North Korean parents leave children at orphanages amid chronic food shortage

Child in corn field in North Korea
Child in corn field in North Korea

North Korean children are reportedly being secretly dropped off at orphanages by desperate parents unable to feed them, amid chronic food shortages in the reclusive state.

The practice is said to be fuelled by the belief that orphanages are receiving supplies of food and medicine donated by the international community, despite restrictive Covid-19 policies that have severely hampered the flow of overseas aid.

“Women who are starving to death are secretly leaving their children … at night or in the early morning, and then they disappear with no trace,” a source in South Pyongan province, north of the capital Pyongyang, told Radio Free Asia.

“[They know] that the international community has been sending things like food, oil, and clothing to the orphanages over the years, so the kids will at least not starve.”

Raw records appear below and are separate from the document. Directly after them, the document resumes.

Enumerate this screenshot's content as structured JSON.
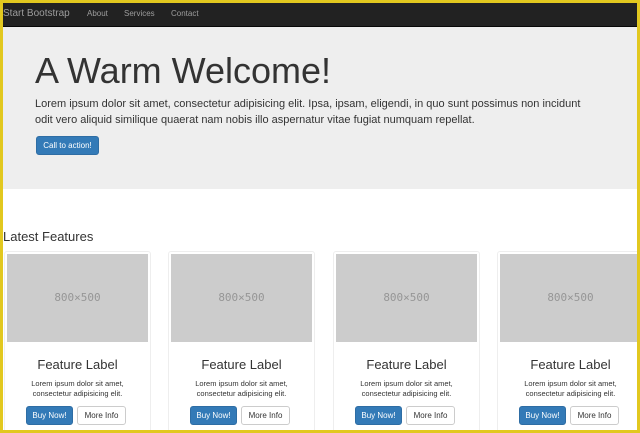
{
  "navbar": {
    "brand": "Start Bootstrap",
    "links": [
      "About",
      "Services",
      "Contact"
    ]
  },
  "jumbotron": {
    "title": "A Warm Welcome!",
    "text": "Lorem ipsum dolor sit amet, consectetur adipisicing elit. Ipsa, ipsam, eligendi, in quo sunt possimus non incidunt odit vero aliquid similique quaerat nam nobis illo aspernatur vitae fugiat numquam repellat.",
    "button_label": "Call to action!"
  },
  "features": {
    "heading": "Latest Features",
    "cards": [
      {
        "image_label": "800×500",
        "title": "Feature Label",
        "text": "Lorem ipsum dolor sit amet, consectetur adipisicing elit.",
        "buy_label": "Buy Now!",
        "more_label": "More Info"
      },
      {
        "image_label": "800×500",
        "title": "Feature Label",
        "text": "Lorem ipsum dolor sit amet, consectetur adipisicing elit.",
        "buy_label": "Buy Now!",
        "more_label": "More Info"
      },
      {
        "image_label": "800×500",
        "title": "Feature Label",
        "text": "Lorem ipsum dolor sit amet, consectetur adipisicing elit.",
        "buy_label": "Buy Now!",
        "more_label": "More Info"
      },
      {
        "image_label": "800×500",
        "title": "Feature Label",
        "text": "Lorem ipsum dolor sit amet, consectetur adipisicing elit.",
        "buy_label": "Buy Now!",
        "more_label": "More Info"
      }
    ]
  },
  "colors": {
    "frame_border": "#e2c81f",
    "navbar_bg": "#222222",
    "jumbotron_bg": "#eeeeee",
    "primary": "#337ab7",
    "placeholder_bg": "#cccccc"
  }
}
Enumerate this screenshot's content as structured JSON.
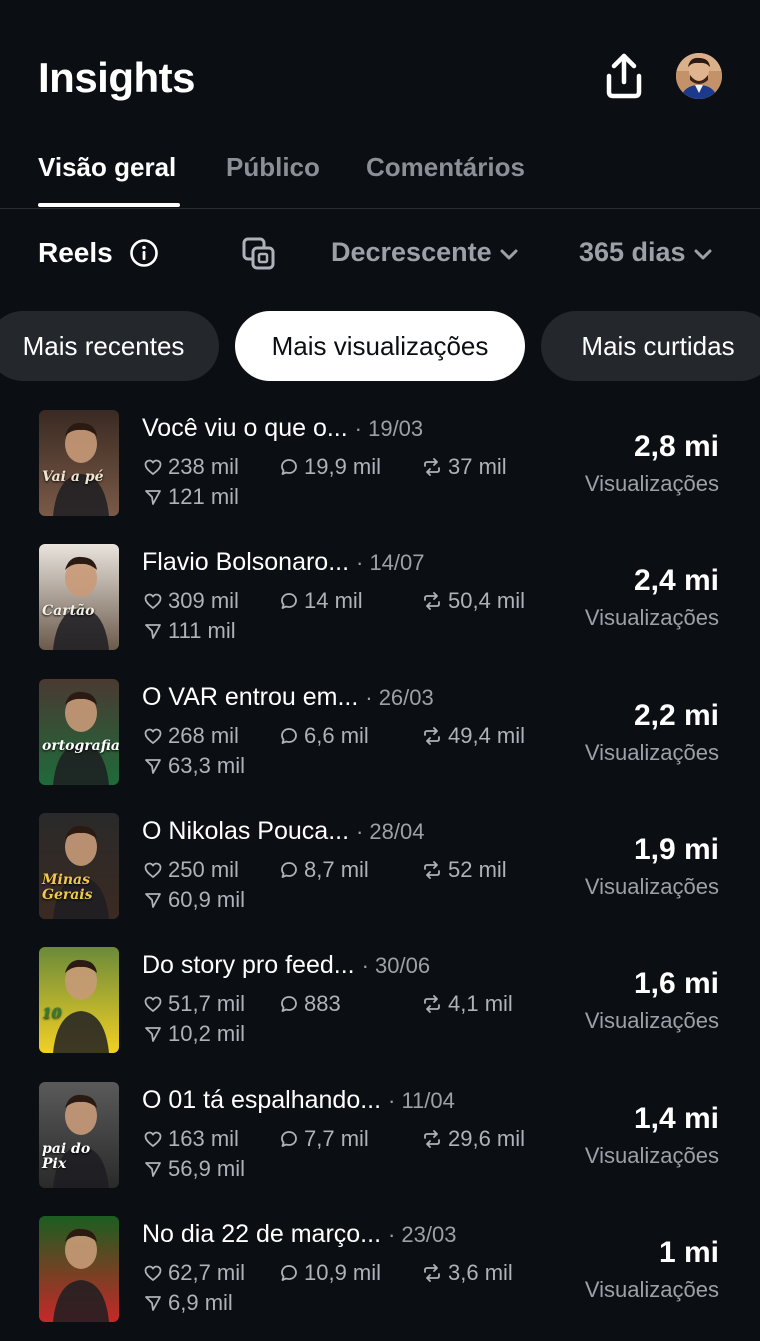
{
  "header": {
    "title": "Insights"
  },
  "tabs": [
    {
      "label": "Visão geral",
      "active": true
    },
    {
      "label": "Público",
      "active": false
    },
    {
      "label": "Comentários",
      "active": false
    }
  ],
  "controls": {
    "section_label": "Reels",
    "sort_label": "Decrescente",
    "period_label": "365 dias"
  },
  "chips": [
    {
      "label": "Mais recentes",
      "active": false
    },
    {
      "label": "Mais visualizações",
      "active": true
    },
    {
      "label": "Mais curtidas",
      "active": false
    }
  ],
  "reels": [
    {
      "title": "Você viu o que o...",
      "date": "· 19/03",
      "likes": "238 mil",
      "comments": "19,9 mil",
      "reposts": "37 mil",
      "shares": "121 mil",
      "views": "2,8 mi",
      "views_label": "Visualizações",
      "thumb_text": "Vai a pé"
    },
    {
      "title": "Flavio Bolsonaro...",
      "date": "· 14/07",
      "likes": "309 mil",
      "comments": "14 mil",
      "reposts": "50,4 mil",
      "shares": "111 mil",
      "views": "2,4 mi",
      "views_label": "Visualizações",
      "thumb_text": "Cartão"
    },
    {
      "title": "O VAR entrou em...",
      "date": "· 26/03",
      "likes": "268 mil",
      "comments": "6,6 mil",
      "reposts": "49,4 mil",
      "shares": "63,3 mil",
      "views": "2,2 mi",
      "views_label": "Visualizações",
      "thumb_text": "ortografia"
    },
    {
      "title": "O Nikolas Pouca...",
      "date": "· 28/04",
      "likes": "250 mil",
      "comments": "8,7 mil",
      "reposts": "52 mil",
      "shares": "60,9 mil",
      "views": "1,9 mi",
      "views_label": "Visualizações",
      "thumb_text": "Minas Gerais"
    },
    {
      "title": "Do story pro feed...",
      "date": "· 30/06",
      "likes": "51,7 mil",
      "comments": "883",
      "reposts": "4,1 mil",
      "shares": "10,2 mil",
      "views": "1,6 mi",
      "views_label": "Visualizações",
      "thumb_text": "10"
    },
    {
      "title": "O 01 tá espalhando...",
      "date": "· 11/04",
      "likes": "163 mil",
      "comments": "7,7 mil",
      "reposts": "29,6 mil",
      "shares": "56,9 mil",
      "views": "1,4 mi",
      "views_label": "Visualizações",
      "thumb_text": "pai do Pix"
    },
    {
      "title": "No dia 22 de março...",
      "date": "· 23/03",
      "likes": "62,7 mil",
      "comments": "10,9 mil",
      "reposts": "3,6 mil",
      "shares": "6,9 mil",
      "views": "1 mi",
      "views_label": "Visualizações",
      "thumb_text": ""
    }
  ],
  "colors": {
    "background": "#0b0e12",
    "chip": "#24282d",
    "muted": "#9ca1a8"
  }
}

Border closures introduced to prevent the spread of Covid-19, natural disasters that have wiped out crops, and sanctions to curb Pyongyang’s nuclear weapons programme have contributed to widespread food shortages and malnutrition that experts believe have pushed the country to the brink of famine.

Call to step up grain production

Kim Jong-un, North Korea’s authoritarian leader, this week called on all farms across the country to focus on stepping up their grain production and meeting their goals for this year “without fail”, following a four-day meeting of the ruling party to discuss agricultural development.

North Korea’s 2022 grain production was estimated at 4.5 million tonnes, a 3.8 per cent drop from a year earlier, according to South Korean assessments. South Korea’s spy agency has said North Korea needs 5.5 million tonnes of grain to feed its 25 million people each year.

North Korea analysts say the food situation is currently the worst it has been under Kim’s 11-year rule, and that this week’s meeting did not agree on meaningful policies to resolve current food insecurity.

However, they still say they see no signs of the mass deaths that occurred in the 1990s when the collapse of food delivery systems and Russian support, economic incompetence and floods caused a catastrophe that killed an estimated 600,000 – one million people, or about three to five per cent of the population.

“It is difficult to be optimistic about the food supply as long as Pyongyang insists on implementing North Korean-style socialism and isolating the country from international trade and assistance while developing nuclear missiles,” said Leif-Eric Easley, a professor at Ewha University in Seoul.